Whereas plasma adiponectin was associated with vitamin D levels in nonCRC patients (11), no such relationship was observed in our CRC cohort. We observed that nearly one-half of patients were vitamin D insufficient (<30 ng/mL), which far exceeds the 8% prevalence of vitamin D insufficiency in the US general population (39). We found a higher rate of vitamin D insufficiency among Black vs White or Asian. In addition to dietary factors and sunlight exposure, race can influence vitamin D status in that melanin in skin reduces the rate of vitamin D biosynthesis (12,40). Furthermore, racial differences in the prevalence of common genetic polymorphisms can influence vitamin D levels; for example, Blacks are more likely to have the T allele at rs7041 and less likely to have the A allele at rs4588 vs Whites (41). Differences by sex for the continuous vitamin D variable were modest; however, vitamin D insufficiency was statistically significantly more common in women vs men, which is consistent with an increased prevalence of hypovitaminosis D in women especially after menopause (42).

Despite the inverse association of adiponectin levels and TIL densities that we observed, adiponectin was not statistically significantly associated with patient DFS, OS, or TTR univariately or after adjustment for potential confounders. To our knowledge, these are the first data for postsurgical adiponectin and clinical outcome in CRC patients. Adiponectin at diagnosis of CRC was also not prognostic in a prospective study in 344 consecutive cases (10). Regarding prediagnostic adiponectin, 2 large observational cohorts found a statistically significant and independent association of higher levels with reduced CRC-specific and OS that was more evident in patients with metastatic disease (9). A potential explanation may be an elevation of adiponectin during weight loss, which is a known predictor of poor prognosis in cancer patients. Adiponectin is an insulin-sensitizing hormone, and low levels are associated with an increased risk of type 2 diabetes independent of other risk factors (43). Adiponectin mediates its insulin-sensitizing effect through activation of AMP-activated protein kinase (AMPK) and peroxisome proliferator-activated receptor–alpha pathways with resultant suppression of tumor growth in animal models (44).
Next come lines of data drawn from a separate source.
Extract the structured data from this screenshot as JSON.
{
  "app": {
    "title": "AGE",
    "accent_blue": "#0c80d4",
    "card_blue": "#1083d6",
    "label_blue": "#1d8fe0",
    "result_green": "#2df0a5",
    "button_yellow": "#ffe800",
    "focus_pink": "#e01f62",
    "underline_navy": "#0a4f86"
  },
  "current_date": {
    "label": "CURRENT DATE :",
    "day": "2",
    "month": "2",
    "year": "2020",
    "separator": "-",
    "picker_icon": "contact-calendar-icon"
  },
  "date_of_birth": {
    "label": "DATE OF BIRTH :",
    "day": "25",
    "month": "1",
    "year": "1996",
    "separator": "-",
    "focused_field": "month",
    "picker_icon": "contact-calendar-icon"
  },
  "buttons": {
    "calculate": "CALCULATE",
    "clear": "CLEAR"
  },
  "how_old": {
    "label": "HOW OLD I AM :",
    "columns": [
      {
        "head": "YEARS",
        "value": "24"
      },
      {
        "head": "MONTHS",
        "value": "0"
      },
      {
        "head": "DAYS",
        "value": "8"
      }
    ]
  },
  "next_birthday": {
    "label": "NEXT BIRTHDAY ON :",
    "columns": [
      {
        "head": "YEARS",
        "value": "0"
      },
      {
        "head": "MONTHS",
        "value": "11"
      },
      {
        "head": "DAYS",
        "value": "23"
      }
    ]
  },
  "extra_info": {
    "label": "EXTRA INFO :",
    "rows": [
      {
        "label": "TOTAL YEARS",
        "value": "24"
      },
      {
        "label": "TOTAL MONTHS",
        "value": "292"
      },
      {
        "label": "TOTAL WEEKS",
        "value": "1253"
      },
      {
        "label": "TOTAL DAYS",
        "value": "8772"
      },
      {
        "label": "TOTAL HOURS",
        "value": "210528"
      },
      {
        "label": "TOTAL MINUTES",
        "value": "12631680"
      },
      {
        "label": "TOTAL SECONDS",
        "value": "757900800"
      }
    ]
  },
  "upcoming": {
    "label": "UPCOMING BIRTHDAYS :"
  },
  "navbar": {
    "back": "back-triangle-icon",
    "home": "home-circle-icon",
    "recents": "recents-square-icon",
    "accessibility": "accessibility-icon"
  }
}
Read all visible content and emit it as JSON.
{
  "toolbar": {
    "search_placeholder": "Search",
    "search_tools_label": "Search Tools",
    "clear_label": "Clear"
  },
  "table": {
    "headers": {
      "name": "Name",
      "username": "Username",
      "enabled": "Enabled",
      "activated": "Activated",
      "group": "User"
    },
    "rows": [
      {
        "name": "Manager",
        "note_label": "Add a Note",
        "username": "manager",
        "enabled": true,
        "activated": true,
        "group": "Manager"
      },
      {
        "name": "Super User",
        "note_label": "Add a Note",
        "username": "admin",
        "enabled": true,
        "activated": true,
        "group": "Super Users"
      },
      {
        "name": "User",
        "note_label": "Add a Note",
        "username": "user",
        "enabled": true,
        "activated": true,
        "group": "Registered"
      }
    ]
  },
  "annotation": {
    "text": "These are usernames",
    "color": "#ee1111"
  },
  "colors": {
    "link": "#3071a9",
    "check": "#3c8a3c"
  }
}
As with adiponectin, plasma 25(OH)D was not statistically significantly associated with clinical outcome variables in our cohort. However, a study of resected stage III colon cancer patients found that a higher predicted 25(OH)D score was associated with improved survival outcomes (16). Of note, 25(OH)D scores were calculated based on serial patient questionnaire data, but not measurements in blood samples. Another study of 1598 patients with stage I to III CRC found that patients with the highest vs lowest tertile of postoperative plasma 25(OH)D levels had lower CRC-specific and all-cause mortality that achieved statistical significance (45). 25(OH)D levels, however, were not prognostic in patients with stage IV CRC (n = 515) from a clinical trial cohort (46). We interpret our results and those in stage IV cancers to suggest that any effect of vitamin D on prognosis is attenuated or lost once the disease has metastasized either to regional lymph nodes (stage III) or to distant sites (stage IV). In contrast, a statistically significant association of TILs with prognosis was found in our cohort with low vs high TILs being associated with poorer patient survival as we previously reported (22,25).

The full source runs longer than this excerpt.